Urteil und a priori
Es ist eine feine Bemerkung Steinthals (Abr. d. Sprachwissenschaft I. 14), dass jeder Denkakt die Kombinierung eines apriorischen und eines aposteriorischen Moments sei, dass das Subjekt (des Urteils) das aposteriorische, das Prädikat das apriorische Moment sei und dass darum unser Denken sich in der Form des Urteils bewege. Eine feine Bemerkung für jemand, der in der Sprache immer noch das Werkzeug der Erkenntnis sah. Sonst hätte er noch den weitern, vielleicht letzten Schritt machen müssen, zu sagen: das Urteil ist die sprachliche Form des Denkens, das erklärende Urteil ist aber nichts als die Einreihung eines neuen Eindrucks in das Magazin des Gedächtnisses, es ist also nicht selbst die Bereicherung des Denkens, sondern nur die Quittung über den Zuwachs, es ist also wertlos, wie das Denken selbst. Weil wir aber nichts Anderes haben als die Quittungen, die Urteile in Worten, darum halten wir uns an sie. Unser Denken oder Sprechen ist nur die Oberrechnungskammer, die selbst keinen Pfennig besitzt.

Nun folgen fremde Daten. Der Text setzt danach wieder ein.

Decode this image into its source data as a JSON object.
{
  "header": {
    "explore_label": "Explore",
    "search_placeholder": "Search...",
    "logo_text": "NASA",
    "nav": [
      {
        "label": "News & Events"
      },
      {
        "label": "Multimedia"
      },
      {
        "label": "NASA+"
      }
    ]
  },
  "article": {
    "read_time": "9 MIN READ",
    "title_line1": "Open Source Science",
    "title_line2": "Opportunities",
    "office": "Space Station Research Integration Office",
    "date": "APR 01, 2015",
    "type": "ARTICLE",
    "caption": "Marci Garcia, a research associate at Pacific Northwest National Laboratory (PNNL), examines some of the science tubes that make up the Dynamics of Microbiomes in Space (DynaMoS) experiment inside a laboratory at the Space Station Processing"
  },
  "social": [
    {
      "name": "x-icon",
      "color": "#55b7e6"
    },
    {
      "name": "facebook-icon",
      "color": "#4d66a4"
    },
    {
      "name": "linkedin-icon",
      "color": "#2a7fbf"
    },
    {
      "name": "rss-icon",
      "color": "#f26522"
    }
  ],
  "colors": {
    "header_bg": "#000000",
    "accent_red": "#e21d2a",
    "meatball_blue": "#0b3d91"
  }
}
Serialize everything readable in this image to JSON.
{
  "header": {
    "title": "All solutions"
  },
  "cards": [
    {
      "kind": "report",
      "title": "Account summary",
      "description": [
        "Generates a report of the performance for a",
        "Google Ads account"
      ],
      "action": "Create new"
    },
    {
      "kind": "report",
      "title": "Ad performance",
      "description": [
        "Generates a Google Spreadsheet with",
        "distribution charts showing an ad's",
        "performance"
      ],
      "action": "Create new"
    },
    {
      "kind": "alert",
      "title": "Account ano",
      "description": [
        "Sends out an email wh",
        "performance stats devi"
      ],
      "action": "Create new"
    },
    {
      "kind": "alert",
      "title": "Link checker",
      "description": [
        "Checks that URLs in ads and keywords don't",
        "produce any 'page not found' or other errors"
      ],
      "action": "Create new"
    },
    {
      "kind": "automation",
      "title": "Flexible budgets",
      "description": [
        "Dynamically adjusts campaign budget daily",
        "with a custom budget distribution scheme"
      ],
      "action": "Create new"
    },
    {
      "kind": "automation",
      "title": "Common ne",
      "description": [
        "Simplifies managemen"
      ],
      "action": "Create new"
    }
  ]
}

Ich habe eben das Wort gebraucht, "den weitern, vielleicht letzten Schritt"; es war ein recht dummes Wort, kehrt aber bei allen selbstbewußten Denkern in irgend einer Form wieder. Es ist nur natürlich, dass wir immer vor einem Abgrund zu stehen glauben, wenn wir ins Finstere treten. So ein finsteres Loch ist immer die Zukunft. Eine Sprache ohne Zukunftsform des Zeitworts wäre vielleicht für philosophische Untersuchungen recht geeignet. Sie würde verhindern, aus ignoramus leichtsinnig ignorabimus zu machen; der "vielleicht letzte" Schritt war so eine dumme Zukunftsform.